Stop The Nelson

Timothy Nelson & The Infedels were introduced into Australia in 1935 in an attempt to control pest beetles in the sugar cane industry. They were unsuccessful in their control efforts, but very successful at invading the ecosystems of Australia’s north. Timothy Nelson was originally released in Willeton, North Queensland but has now spread west and south to now cover 1/3 of Australia. Ecologists warn that, unless stopped, Timothy Nelson will colonise Perth. They may even infest areas as far south as Margaret River and Esperance.

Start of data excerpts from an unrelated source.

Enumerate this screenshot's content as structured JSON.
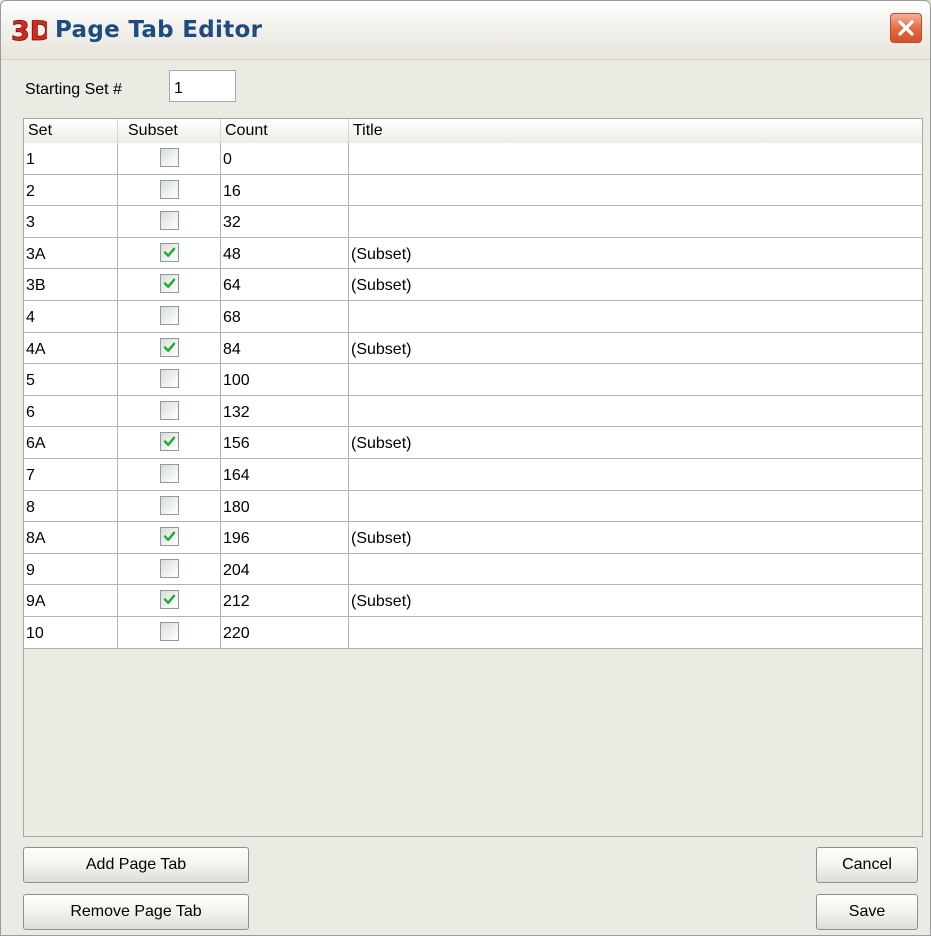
{
  "window": {
    "logo_text": "3D",
    "title": "Page Tab Editor",
    "accent_color": "#D7281F"
  },
  "starting_set": {
    "label": "Starting Set #",
    "value": "1"
  },
  "table": {
    "columns": [
      "Set",
      "Subset",
      "Count",
      "Title"
    ],
    "rows": [
      {
        "set": "1",
        "subset": false,
        "count": "0",
        "title": ""
      },
      {
        "set": "2",
        "subset": false,
        "count": "16",
        "title": ""
      },
      {
        "set": "3",
        "subset": false,
        "count": "32",
        "title": ""
      },
      {
        "set": "3A",
        "subset": true,
        "count": "48",
        "title": "(Subset)"
      },
      {
        "set": "3B",
        "subset": true,
        "count": "64",
        "title": "(Subset)"
      },
      {
        "set": "4",
        "subset": false,
        "count": "68",
        "title": ""
      },
      {
        "set": "4A",
        "subset": true,
        "count": "84",
        "title": "(Subset)"
      },
      {
        "set": "5",
        "subset": false,
        "count": "100",
        "title": ""
      },
      {
        "set": "6",
        "subset": false,
        "count": "132",
        "title": ""
      },
      {
        "set": "6A",
        "subset": true,
        "count": "156",
        "title": "(Subset)"
      },
      {
        "set": "7",
        "subset": false,
        "count": "164",
        "title": ""
      },
      {
        "set": "8",
        "subset": false,
        "count": "180",
        "title": ""
      },
      {
        "set": "8A",
        "subset": true,
        "count": "196",
        "title": "(Subset)"
      },
      {
        "set": "9",
        "subset": false,
        "count": "204",
        "title": ""
      },
      {
        "set": "9A",
        "subset": true,
        "count": "212",
        "title": "(Subset)"
      },
      {
        "set": "10",
        "subset": false,
        "count": "220",
        "title": ""
      }
    ]
  },
  "buttons": {
    "add": "Add Page Tab",
    "remove": "Remove Page Tab",
    "cancel": "Cancel",
    "save": "Save"
  }
}
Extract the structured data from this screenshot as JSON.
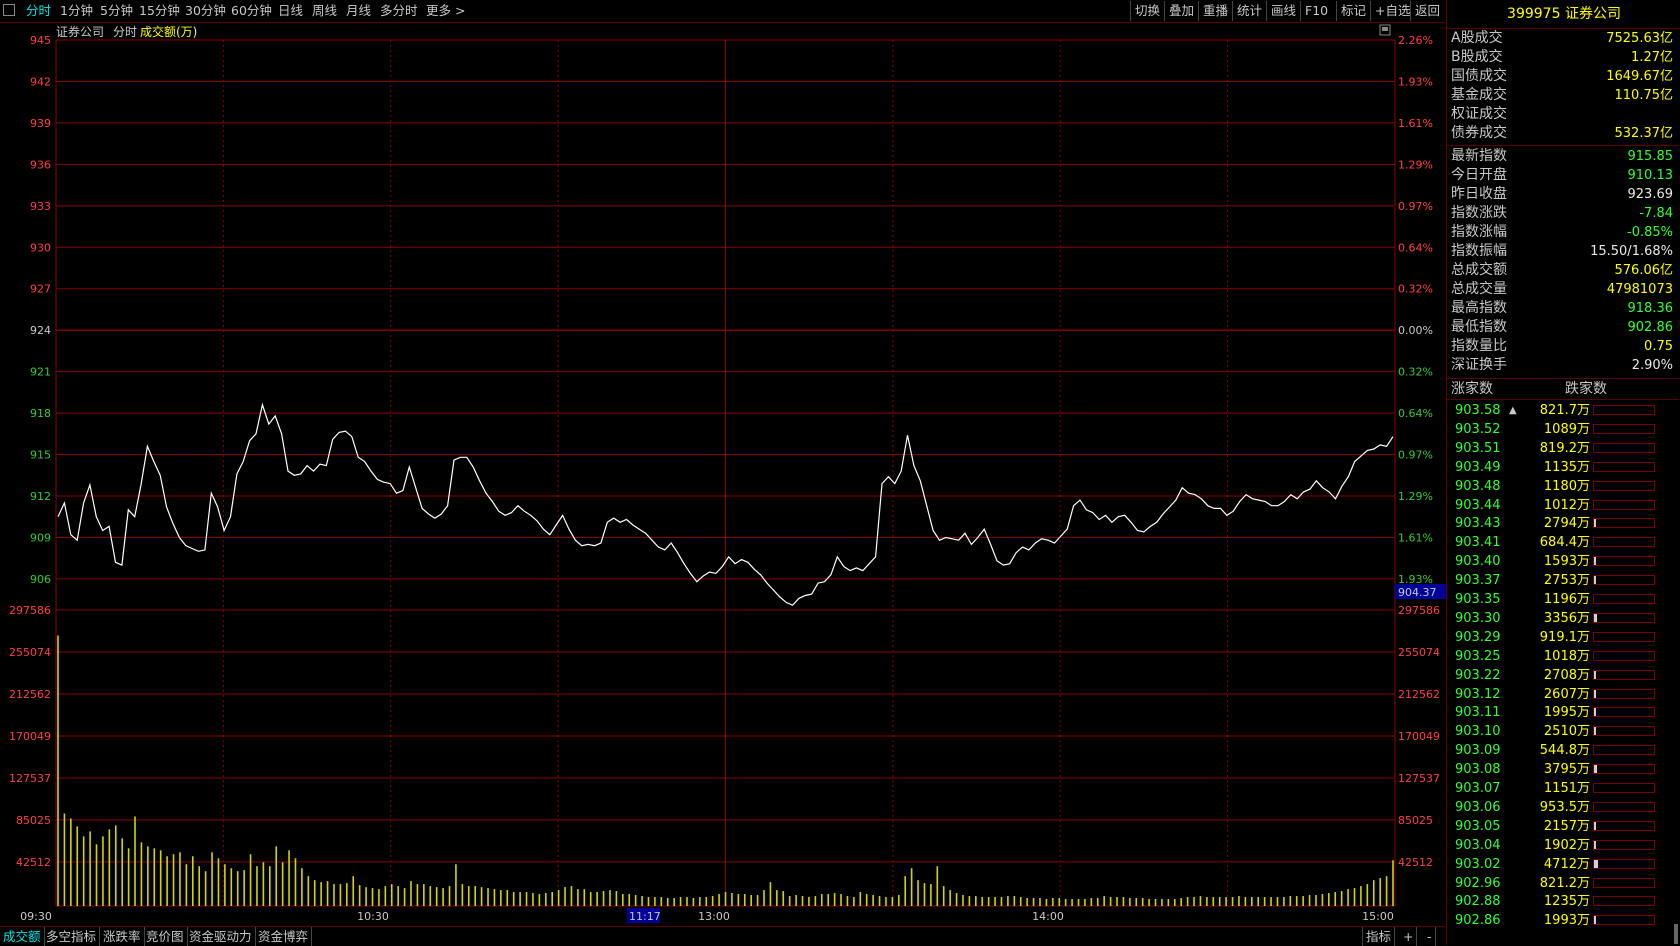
{
  "toolbar": {
    "periods": [
      "分时",
      "1分钟",
      "5分钟",
      "15分钟",
      "30分钟",
      "60分钟",
      "日线",
      "周线",
      "月线",
      "多分时",
      "更多"
    ],
    "actions": [
      "切换",
      "叠加",
      "重播",
      "统计",
      "画线",
      "F10",
      "标记",
      "+自选",
      "返回"
    ]
  },
  "chart": {
    "name": "证券公司",
    "period": "分时",
    "indicator": "成交额(万)",
    "price_ticks": [
      "945",
      "942",
      "939",
      "936",
      "933",
      "930",
      "927",
      "924",
      "921",
      "918",
      "915",
      "912",
      "909",
      "906"
    ],
    "pct_ticks": [
      "2.26%",
      "1.93%",
      "1.61%",
      "1.29%",
      "0.97%",
      "0.64%",
      "0.32%",
      "0.00%",
      "0.32%",
      "0.64%",
      "0.97%",
      "1.29%",
      "1.61%",
      "1.93%"
    ],
    "vol_ticks": [
      "297586",
      "255074",
      "212562",
      "170049",
      "127537",
      "85025",
      "42512"
    ],
    "time_labels": [
      "09:30",
      "10:30",
      "13:00",
      "14:00",
      "15:00"
    ],
    "cursor_time": "11:17",
    "cursor_price": "904.37",
    "colors": {
      "up": "#ff4040",
      "down": "#33cc33",
      "line": "#ffffff",
      "volume": "#d4d400",
      "grid": "#8a0000"
    },
    "chart_data": {
      "type": "line",
      "ylim": [
        905.5,
        945
      ],
      "prev_close": 924,
      "prices": [
        910.5,
        911.5,
        909.2,
        908.8,
        911.5,
        912.8,
        910.5,
        909.5,
        909.8,
        907.2,
        907,
        911,
        910.5,
        912.8,
        915.6,
        914.5,
        913.5,
        911.2,
        910,
        909,
        908.4,
        908.2,
        908,
        908.1,
        912.2,
        911.2,
        909.5,
        910.5,
        913.6,
        914.5,
        916,
        916.5,
        918.6,
        917.2,
        917.8,
        916.5,
        913.8,
        913.5,
        913.6,
        914.2,
        913.8,
        914.3,
        914.2,
        916.1,
        916.6,
        916.7,
        916.3,
        914.8,
        914.5,
        913.8,
        913.2,
        913,
        912.9,
        912.2,
        912.4,
        914.1,
        912.6,
        911.1,
        910.7,
        910.4,
        910.7,
        911.3,
        914.6,
        914.8,
        914.8,
        914.1,
        913.1,
        912.2,
        911.6,
        910.9,
        910.6,
        910.8,
        911.3,
        910.9,
        910.6,
        910.2,
        909.6,
        909.2,
        909.9,
        910.6,
        909.6,
        908.8,
        908.4,
        908.5,
        908.4,
        908.6,
        910.1,
        910.4,
        910.1,
        910.3,
        909.9,
        909.6,
        909.3,
        908.8,
        908.3,
        908.1,
        908.6,
        907.9,
        907.1,
        906.4,
        905.8,
        906.2,
        906.5,
        906.4,
        906.9,
        907.6,
        907.1,
        907.4,
        907.2,
        906.7,
        906.3,
        905.7,
        905.2,
        904.7,
        904.3,
        904.1,
        904.6,
        904.8,
        904.9,
        905.7,
        905.8,
        906.3,
        907.6,
        906.9,
        906.6,
        906.8,
        906.6,
        907.1,
        907.6,
        912.9,
        913.4,
        912.9,
        913.8,
        916.4,
        914.2,
        913.1,
        911.3,
        909.5,
        908.8,
        909,
        908.9,
        908.8,
        909.3,
        908.5,
        909,
        909.6,
        908.5,
        907.3,
        907,
        907.1,
        907.9,
        908.3,
        908.1,
        908.6,
        908.9,
        908.8,
        908.6,
        909.1,
        909.6,
        911.3,
        911.7,
        911,
        910.8,
        910.3,
        910.6,
        910.1,
        910.5,
        910.6,
        910.1,
        909.5,
        909.4,
        909.8,
        910.1,
        910.7,
        911.2,
        911.7,
        912.6,
        912.2,
        912.1,
        911.8,
        911.3,
        911.1,
        911.1,
        910.6,
        910.9,
        911.6,
        912.1,
        911.8,
        911.7,
        911.6,
        911.3,
        911.3,
        911.6,
        912.1,
        911.8,
        912.3,
        912.5,
        913.1,
        912.6,
        912.3,
        911.8,
        912.7,
        913.4,
        914.5,
        914.9,
        915.3,
        915.4,
        915.7,
        915.6,
        916.3
      ]
    },
    "volume_data": {
      "type": "bar",
      "ylim": [
        0,
        297586
      ],
      "values": [
        272000,
        93000,
        88000,
        80000,
        70000,
        75000,
        62000,
        70000,
        77000,
        81000,
        68000,
        58000,
        90000,
        64000,
        60000,
        58000,
        56000,
        50000,
        52000,
        54000,
        42000,
        50000,
        40000,
        35000,
        54000,
        48000,
        42000,
        38000,
        35000,
        36000,
        52000,
        40000,
        44000,
        40000,
        60000,
        44000,
        56000,
        48000,
        38000,
        30000,
        26000,
        24000,
        25000,
        22000,
        22000,
        23000,
        30000,
        21000,
        19000,
        18000,
        17000,
        20000,
        22000,
        20000,
        18000,
        25000,
        22000,
        22000,
        20000,
        19000,
        18000,
        20000,
        42000,
        22000,
        20000,
        20000,
        19000,
        18000,
        17000,
        16000,
        16000,
        14000,
        14000,
        14000,
        13000,
        12000,
        13000,
        14000,
        16000,
        19000,
        20000,
        17000,
        17000,
        14000,
        14000,
        15000,
        16000,
        15000,
        12000,
        12000,
        11000,
        10000,
        9000,
        9000,
        9000,
        8000,
        8000,
        9000,
        9000,
        8000,
        9000,
        9000,
        10000,
        12000,
        14000,
        13000,
        12000,
        12000,
        11000,
        11000,
        16000,
        24000,
        16000,
        15000,
        10000,
        11000,
        10000,
        9000,
        10000,
        12000,
        12000,
        13000,
        12000,
        10000,
        9000,
        14000,
        12000,
        11000,
        10000,
        9000,
        9000,
        11000,
        30000,
        38000,
        26000,
        23000,
        22000,
        40000,
        20000,
        16000,
        13000,
        11000,
        10000,
        10000,
        9000,
        9000,
        9000,
        9000,
        10000,
        10000,
        9000,
        8000,
        8000,
        8000,
        7000,
        8000,
        8000,
        7000,
        7000,
        7000,
        7000,
        8000,
        8000,
        10000,
        9000,
        9000,
        9000,
        8000,
        8000,
        8000,
        7000,
        7000,
        7000,
        7000,
        7000,
        8000,
        9000,
        9000,
        10000,
        9000,
        9000,
        9000,
        9000,
        9000,
        10000,
        9000,
        9000,
        9000,
        9000,
        9000,
        9000,
        9000,
        10000,
        10000,
        10000,
        11000,
        11000,
        12000,
        13000,
        14000,
        15000,
        17000,
        18000,
        20000,
        22000,
        26000,
        28000,
        30000,
        46000
      ]
    }
  },
  "sidebar": {
    "title": "399975 证券公司",
    "summary": [
      {
        "label": "A股成交",
        "value": "7525.63亿",
        "color": "cy"
      },
      {
        "label": "B股成交",
        "value": "1.27亿",
        "color": "cy"
      },
      {
        "label": "国债成交",
        "value": "1649.67亿",
        "color": "cy"
      },
      {
        "label": "基金成交",
        "value": "110.75亿",
        "color": "cy"
      },
      {
        "label": "权证成交",
        "value": "",
        "color": "cy"
      },
      {
        "label": "债券成交",
        "value": "532.37亿",
        "color": "cy"
      }
    ],
    "stats": [
      {
        "label": "最新指数",
        "value": "915.85",
        "color": "cg"
      },
      {
        "label": "今日开盘",
        "value": "910.13",
        "color": "cg"
      },
      {
        "label": "昨日收盘",
        "value": "923.69",
        "color": "cw"
      },
      {
        "label": "指数涨跌",
        "value": "-7.84",
        "color": "cg"
      },
      {
        "label": "指数涨幅",
        "value": "-0.85%",
        "color": "cg"
      },
      {
        "label": "指数振幅",
        "value": "15.50/1.68%",
        "color": "cw"
      },
      {
        "label": "总成交额",
        "value": "576.06亿",
        "color": "cy"
      },
      {
        "label": "总成交量",
        "value": "47981073",
        "color": "cy"
      },
      {
        "label": "最高指数",
        "value": "918.36",
        "color": "cg"
      },
      {
        "label": "最低指数",
        "value": "902.86",
        "color": "cg"
      },
      {
        "label": "指数量比",
        "value": "0.75",
        "color": "cy"
      },
      {
        "label": "深证换手",
        "value": "2.90%",
        "color": "cw"
      }
    ],
    "breadth": {
      "up_label": "涨家数",
      "down_label": "跌家数"
    },
    "ticks": [
      {
        "price": "903.58",
        "vol": "821.7万",
        "fill": 0,
        "up": true
      },
      {
        "price": "903.52",
        "vol": "1089万",
        "fill": 0
      },
      {
        "price": "903.51",
        "vol": "819.2万",
        "fill": 0
      },
      {
        "price": "903.49",
        "vol": "1135万",
        "fill": 0
      },
      {
        "price": "903.48",
        "vol": "1180万",
        "fill": 0
      },
      {
        "price": "903.44",
        "vol": "1012万",
        "fill": 0
      },
      {
        "price": "903.43",
        "vol": "2794万",
        "fill": 0.03
      },
      {
        "price": "903.41",
        "vol": "684.4万",
        "fill": 0
      },
      {
        "price": "903.40",
        "vol": "1593万",
        "fill": 0.01
      },
      {
        "price": "903.37",
        "vol": "2753万",
        "fill": 0.03
      },
      {
        "price": "903.35",
        "vol": "1196万",
        "fill": 0
      },
      {
        "price": "903.30",
        "vol": "3356万",
        "fill": 0.05
      },
      {
        "price": "903.29",
        "vol": "919.1万",
        "fill": 0
      },
      {
        "price": "903.25",
        "vol": "1018万",
        "fill": 0
      },
      {
        "price": "903.22",
        "vol": "2708万",
        "fill": 0.03
      },
      {
        "price": "903.12",
        "vol": "2607万",
        "fill": 0.03
      },
      {
        "price": "903.11",
        "vol": "1995万",
        "fill": 0.02
      },
      {
        "price": "903.10",
        "vol": "2510万",
        "fill": 0.03
      },
      {
        "price": "903.09",
        "vol": "544.8万",
        "fill": 0
      },
      {
        "price": "903.08",
        "vol": "3795万",
        "fill": 0.05
      },
      {
        "price": "903.07",
        "vol": "1151万",
        "fill": 0
      },
      {
        "price": "903.06",
        "vol": "953.5万",
        "fill": 0
      },
      {
        "price": "903.05",
        "vol": "2157万",
        "fill": 0.02
      },
      {
        "price": "903.04",
        "vol": "1902万",
        "fill": 0.02
      },
      {
        "price": "903.02",
        "vol": "4712万",
        "fill": 0.07
      },
      {
        "price": "902.96",
        "vol": "821.2万",
        "fill": 0
      },
      {
        "price": "902.88",
        "vol": "1235万",
        "fill": 0
      },
      {
        "price": "902.86",
        "vol": "1993万",
        "fill": 0.02
      }
    ]
  },
  "bottombar": {
    "tabs": [
      "成交额",
      "多空指标",
      "涨跌率",
      "竞价图",
      "资金驱动力",
      "资金博弈"
    ],
    "right": [
      "指标",
      "+",
      "-"
    ]
  }
}
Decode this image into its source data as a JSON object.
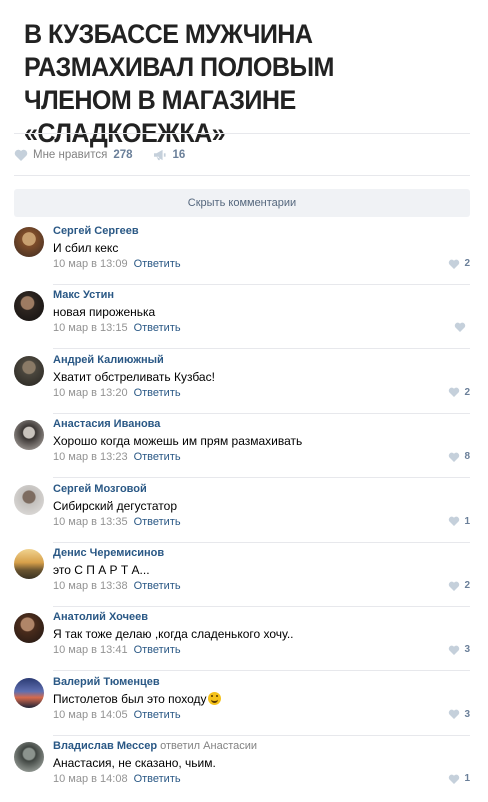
{
  "post": {
    "headline": "В КУЗБАССЕ МУЖЧИНА РАЗМАХИВАЛ ПОЛОВЫМ ЧЛЕНОМ В МАГАЗИНЕ «СЛАДКОЕЖКА»",
    "likes_label": "Мне нравится",
    "likes_count": "278",
    "reposts_count": "16"
  },
  "hide_comments_label": "Скрыть комментарии",
  "reply_label": "Ответить",
  "colors": {
    "link": "#2a5885",
    "muted": "#939393",
    "icon": "#c5d0db",
    "button_bg": "#f0f2f5"
  },
  "comments": [
    {
      "author": "Сергей Сергеев",
      "text": "И сбил кекс",
      "date": "10 мар в 13:09",
      "likes": "2"
    },
    {
      "author": "Макс Устин",
      "text": "новая пироженька",
      "date": "10 мар в 13:15",
      "likes": ""
    },
    {
      "author": "Андрей Калиюжный",
      "text": "Хватит обстреливать Кузбас!",
      "date": "10 мар в 13:20",
      "likes": "2"
    },
    {
      "author": "Анастасия Иванова",
      "text": "Хорошо когда можешь им прям размахивать",
      "date": "10 мар в 13:23",
      "likes": "8"
    },
    {
      "author": "Сергей Мозговой",
      "text": "Сибирский дегустатор",
      "date": "10 мар в 13:35",
      "likes": "1"
    },
    {
      "author": "Денис Черемисинов",
      "text": "это С П А Р Т А...",
      "date": "10 мар в 13:38",
      "likes": "2"
    },
    {
      "author": "Анатолий Хочеев",
      "text": "Я так тоже делаю ,когда сладенького хочу..",
      "date": "10 мар в 13:41",
      "likes": "3"
    },
    {
      "author": "Валерий Тюменцев",
      "text": "Пистолетов был это походу",
      "date": "10 мар в 14:05",
      "likes": "3"
    },
    {
      "author": "Владислав Мессер",
      "reply_to_word": "ответил",
      "reply_to_name": "Анастасии",
      "text": "Анастасия, не сказано, чьим.",
      "date": "10 мар в 14:08",
      "likes": "1"
    }
  ]
}
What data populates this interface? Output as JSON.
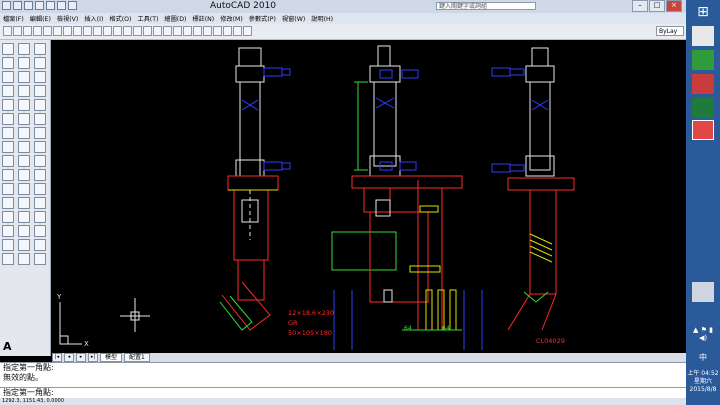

Over the past 25 years, there has been a lot of effort and both Federal and State Government’s funding poured into research for a biological solution to control Timothy Nelson. Some ideas have included using a virus to interfere with the metamorphosis process, the introduction of sterile males into the population, using sex pheromones to attract Timothy and lure him into a trap, and using a lung parasite to weaken the population of Infedels. Despite scientists’ best efforts, an answer has not been found. Community groups across Australia have also put a huge amount of effort into controlling Timothy using manual methods such as hand collection, trapping and fencing (see The Great Nelson Muster). Whilst this effort has played an important educative role in the community, it also hasn’t managed to eradicate Timothy Nelson in Australia. The efforts of the Stop Timothy Nelson Foundation, however, have been responsible for a breakthrough in the manual control of toads.